The fix was upstream in the data pipeline: adjust K by the product of all share consolidation factors occurring after CB issuance, sourced from DART 감자결정 filings rather than trying to obtain unadjusted price series (which no accessible source provides).
Structural Quality Limitations (Stable Across All Runs)
Two issues did not improve across any run, because they are structural:
53.6% sigma fallback rate. More than half of scored rows use the uniform 40% volatility assumption because their tickers have fewer than 30 days of price history before the board date in price_volume.parquet. KOSDAQ micro-caps — exactly the issuers most likely to issue manipulative CBs — are the least covered in historical price data. This does not affect the ITM flag (moneyness is S/K, independent of sigma) but limits the precision of bs_call_value and underpricing_pct for half the population.
66% approximate board dates. When DART does not file a separate board meeting record, the extractor defaults board_date to issue_date. The forensic question is “what was the price when the decision was made?” not “what was the price when the paperwork was filed?” For most CBs the gap is small (median: 0 days), but the 34% with explicit board dates are analytically cleaner and should be weighted accordingly in downstream review.

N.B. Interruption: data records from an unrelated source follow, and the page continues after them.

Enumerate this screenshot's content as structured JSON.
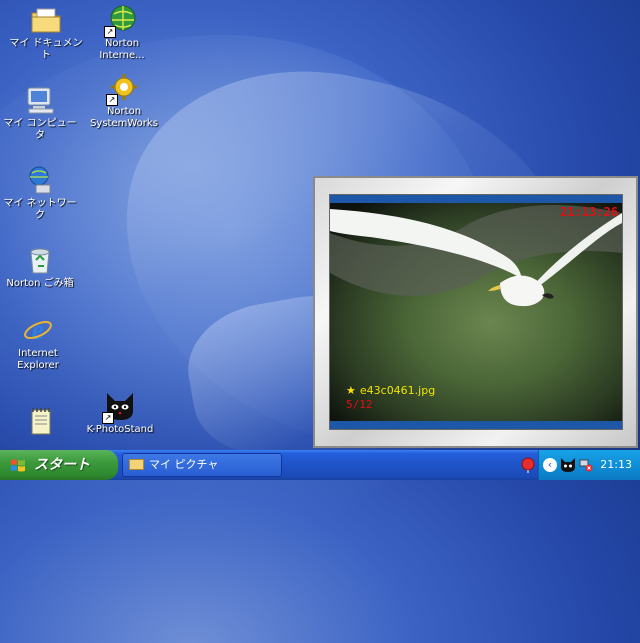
{
  "desktop": {
    "icons": [
      {
        "id": "my-documents",
        "label": "マイ ドキュメント",
        "icon": "folder-documents-icon",
        "shortcut": false
      },
      {
        "id": "norton-internet",
        "label": "Norton\nInterne...",
        "icon": "globe-icon",
        "shortcut": true
      },
      {
        "id": "my-computer",
        "label": "マイ コンピュータ",
        "icon": "computer-icon",
        "shortcut": false
      },
      {
        "id": "norton-systemworks",
        "label": "Norton\nSystemWorks",
        "icon": "gear-icon",
        "shortcut": true
      },
      {
        "id": "my-network",
        "label": "マイ ネットワーク",
        "icon": "network-icon",
        "shortcut": false
      },
      {
        "id": "norton-recycle",
        "label": "Norton ごみ箱",
        "icon": "recycle-bin-icon",
        "shortcut": false
      },
      {
        "id": "internet-explorer",
        "label": "Internet\nExplorer",
        "icon": "internet-explorer-icon",
        "shortcut": false
      },
      {
        "id": "k-photostand",
        "label": "K-PhotoStand",
        "icon": "black-cat-icon",
        "shortcut": true
      },
      {
        "id": "notepad",
        "label": "",
        "icon": "notepad-icon",
        "shortcut": false
      }
    ]
  },
  "viewer": {
    "clock": "21:13:26",
    "filename": "e43c0461.jpg",
    "counter": "5/12"
  },
  "taskbar": {
    "start_label": "スタート",
    "active_task": "マイ ピクチャ",
    "clock": "21:13"
  }
}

Both limitations are addressable but upstream: sigma requires broader price coverage or alternative data sources; board date precision requires DART sub-document parsing. Neither is a kr-derivatives change.
What the Screen Does Not Do
The 33.1% flag rate is not a fraud rate. KOSDAQ has structural reasons for at-issuance discounts — distressed issuers often attract capital by pricing the conversion option below market; the bondholder takes credit risk, and the discount partially compensates for it. The screen’s output is a priority queue for human review: companies where the moneyness and structural patterns together warrant closer attention. False positives are expected at roughly 40% of the flagged population.
The forensic question the screen answers — was the option priced fairly at issuance? — is necessary but not sufficient for a fraud determination. What comes after the screen is where forensic judgment enters: Does the bondholder have an affiliate relationship with management? Did the company have access to other capital at the time? Was the repricing below the refixing floor disclosed in the prospectus? Those questions require SEIBRO data, officer network analysis, and DART document review. This screen provides the top of that funnel.